Au nord du monde, Marcel Théroux
Ed. 10/18, traduit de l'anglais (GB) par Stéphane Roques, novembre 2011, 347 pages, 8.4 euros.
Le roman post apocalyptique est à la mode. Est-ce symptomatique d'une société malade ou la foi que tout peut encore changer?
Et si nous étions les artisans de notre propre perte?
Pourtant
post apocalyptique, ce roman n'a rien à voir avec La Route de
McCarthy car il nous offre un monde où les animaux et la nature ont
repris leurs droits et permettent à la population survivante de vivre au
jour le jour.
Marcel Théroux part du constat que c'est l'homme qui a
détruit la civilisation: modifications climatiques, progrès, anthrax,
les causes sont multiples pour une seule conséquence: la disparition de
nos sociétés. Certes il y a eu des familles comme celles de Makepeace
qui, citadins de Chicago, ont préféré construire une nouvelle vie comme
colons Quakers en Sibérie, mais ils furent vite envahis par des hordes
de gens affamés, fuyant les villes et la pauvreté. Finalement, Makepeace
erre et survit dans sa ville fantôme. Ce qui est surprenant, c'est
qu'elle reste assez optimiste sur son sort et garde foi en ses
semblables:
"j'ai beau essayé, je n'arrive pas à désespérer du genre
humain."
C'est la vue d'un avion volant dans le ciel (espoir que le
monde moderne existe encore?) qui la pousse à traverser le Grand Nord à
la recherche, pourquoi pas, d'une nouvelle vie. Et même si "le monde
n'est pas sentimental, il est sans pitié", Makepeace fait découvrir au
lecteur une nouvelle humanité qui s'organise avec son lots d'espoirs et
de perfidies. On traverse la Zone, la Base, la ville de Polyn 66 et ses
mystérieuses radiations, comprenant petit à petit ce qui est arrivé.

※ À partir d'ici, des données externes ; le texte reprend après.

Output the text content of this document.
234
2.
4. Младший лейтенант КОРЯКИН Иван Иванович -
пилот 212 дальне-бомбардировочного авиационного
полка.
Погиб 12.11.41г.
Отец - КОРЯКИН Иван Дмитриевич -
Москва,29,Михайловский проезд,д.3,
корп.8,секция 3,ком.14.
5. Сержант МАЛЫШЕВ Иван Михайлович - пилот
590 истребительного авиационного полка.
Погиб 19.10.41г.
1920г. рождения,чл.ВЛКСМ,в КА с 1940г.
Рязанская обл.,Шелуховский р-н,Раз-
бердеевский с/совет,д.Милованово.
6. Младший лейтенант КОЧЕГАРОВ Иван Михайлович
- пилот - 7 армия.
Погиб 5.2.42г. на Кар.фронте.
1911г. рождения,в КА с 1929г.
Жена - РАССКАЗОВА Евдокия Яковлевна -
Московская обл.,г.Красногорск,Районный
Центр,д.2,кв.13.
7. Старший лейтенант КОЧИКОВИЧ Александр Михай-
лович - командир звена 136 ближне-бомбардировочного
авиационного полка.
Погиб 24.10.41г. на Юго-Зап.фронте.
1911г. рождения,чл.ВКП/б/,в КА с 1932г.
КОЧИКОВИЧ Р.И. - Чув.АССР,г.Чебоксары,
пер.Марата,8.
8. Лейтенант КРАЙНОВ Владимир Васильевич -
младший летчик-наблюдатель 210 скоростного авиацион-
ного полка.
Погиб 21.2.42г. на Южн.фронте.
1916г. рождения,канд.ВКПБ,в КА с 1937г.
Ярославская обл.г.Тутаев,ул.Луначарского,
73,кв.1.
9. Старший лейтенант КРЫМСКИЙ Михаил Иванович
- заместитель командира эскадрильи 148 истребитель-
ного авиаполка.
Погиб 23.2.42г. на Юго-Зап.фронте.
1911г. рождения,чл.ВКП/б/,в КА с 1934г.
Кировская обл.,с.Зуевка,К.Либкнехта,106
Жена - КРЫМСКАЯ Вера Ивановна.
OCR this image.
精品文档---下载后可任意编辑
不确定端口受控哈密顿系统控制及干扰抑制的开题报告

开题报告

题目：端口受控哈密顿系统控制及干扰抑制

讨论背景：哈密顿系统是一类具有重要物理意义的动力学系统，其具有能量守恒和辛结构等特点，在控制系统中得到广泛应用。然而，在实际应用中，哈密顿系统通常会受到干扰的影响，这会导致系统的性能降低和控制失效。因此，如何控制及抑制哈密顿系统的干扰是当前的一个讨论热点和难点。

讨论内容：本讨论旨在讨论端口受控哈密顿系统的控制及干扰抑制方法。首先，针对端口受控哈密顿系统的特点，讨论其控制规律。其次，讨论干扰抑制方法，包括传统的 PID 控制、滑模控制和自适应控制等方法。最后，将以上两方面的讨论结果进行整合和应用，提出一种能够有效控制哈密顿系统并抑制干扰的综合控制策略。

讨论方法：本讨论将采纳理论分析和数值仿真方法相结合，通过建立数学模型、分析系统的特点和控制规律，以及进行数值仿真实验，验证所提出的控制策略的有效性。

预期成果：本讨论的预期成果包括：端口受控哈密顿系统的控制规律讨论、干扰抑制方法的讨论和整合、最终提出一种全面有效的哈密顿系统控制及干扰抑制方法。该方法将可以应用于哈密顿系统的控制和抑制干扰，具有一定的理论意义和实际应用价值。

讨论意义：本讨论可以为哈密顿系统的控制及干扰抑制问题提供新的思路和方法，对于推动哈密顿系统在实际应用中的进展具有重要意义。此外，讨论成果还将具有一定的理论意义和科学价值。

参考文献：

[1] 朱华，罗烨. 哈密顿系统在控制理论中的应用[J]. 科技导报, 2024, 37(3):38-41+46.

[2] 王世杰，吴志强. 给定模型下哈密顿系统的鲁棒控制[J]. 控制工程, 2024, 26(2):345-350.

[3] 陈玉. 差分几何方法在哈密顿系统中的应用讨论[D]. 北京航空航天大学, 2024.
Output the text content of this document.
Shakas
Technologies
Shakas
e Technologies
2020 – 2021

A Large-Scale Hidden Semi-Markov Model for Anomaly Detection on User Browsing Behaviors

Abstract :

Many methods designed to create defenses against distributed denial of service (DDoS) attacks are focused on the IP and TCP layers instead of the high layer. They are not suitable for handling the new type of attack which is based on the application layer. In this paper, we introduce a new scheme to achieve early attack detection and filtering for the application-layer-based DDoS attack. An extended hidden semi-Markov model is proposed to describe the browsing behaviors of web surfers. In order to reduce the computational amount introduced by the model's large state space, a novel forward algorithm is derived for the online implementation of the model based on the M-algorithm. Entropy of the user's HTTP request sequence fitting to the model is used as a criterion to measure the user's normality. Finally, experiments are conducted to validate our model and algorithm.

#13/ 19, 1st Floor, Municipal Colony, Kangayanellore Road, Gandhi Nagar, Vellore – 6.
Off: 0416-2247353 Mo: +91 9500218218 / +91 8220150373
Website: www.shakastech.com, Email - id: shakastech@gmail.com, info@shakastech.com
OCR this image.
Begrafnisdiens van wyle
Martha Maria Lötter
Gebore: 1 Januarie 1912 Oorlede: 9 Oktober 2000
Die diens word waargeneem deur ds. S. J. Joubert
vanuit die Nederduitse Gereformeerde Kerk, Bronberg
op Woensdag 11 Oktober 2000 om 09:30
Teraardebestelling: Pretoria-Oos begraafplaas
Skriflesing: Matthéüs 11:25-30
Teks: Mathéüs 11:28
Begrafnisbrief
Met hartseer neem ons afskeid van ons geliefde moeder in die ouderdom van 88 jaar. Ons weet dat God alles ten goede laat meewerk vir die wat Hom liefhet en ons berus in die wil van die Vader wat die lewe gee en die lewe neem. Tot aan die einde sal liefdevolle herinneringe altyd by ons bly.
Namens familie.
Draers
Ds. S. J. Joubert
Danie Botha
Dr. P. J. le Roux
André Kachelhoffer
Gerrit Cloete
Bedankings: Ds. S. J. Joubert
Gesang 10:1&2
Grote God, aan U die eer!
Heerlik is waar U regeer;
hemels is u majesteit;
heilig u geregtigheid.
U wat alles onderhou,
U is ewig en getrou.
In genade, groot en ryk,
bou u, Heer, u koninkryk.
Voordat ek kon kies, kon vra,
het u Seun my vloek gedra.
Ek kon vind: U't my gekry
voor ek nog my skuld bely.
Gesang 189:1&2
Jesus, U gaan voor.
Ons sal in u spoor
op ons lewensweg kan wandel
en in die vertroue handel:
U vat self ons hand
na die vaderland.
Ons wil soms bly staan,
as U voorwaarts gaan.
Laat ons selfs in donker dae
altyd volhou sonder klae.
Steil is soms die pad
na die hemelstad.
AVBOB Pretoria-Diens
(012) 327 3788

Quelque part, ce roman est un avertissement, la possibilité d'une autre
vie avant que les choses dégénèrent, avant que "les êtres déracinés,
rendus fous par l'argent, ramollis par le train-train quotidien, piégés
par la violence des villes nocturnes et pluvieuses" deviennent les
artisans de leur propre perte et que les survivants assistent chaque
jour "à la fin de toute chose".
Un très bon livre qui fait réfléchir.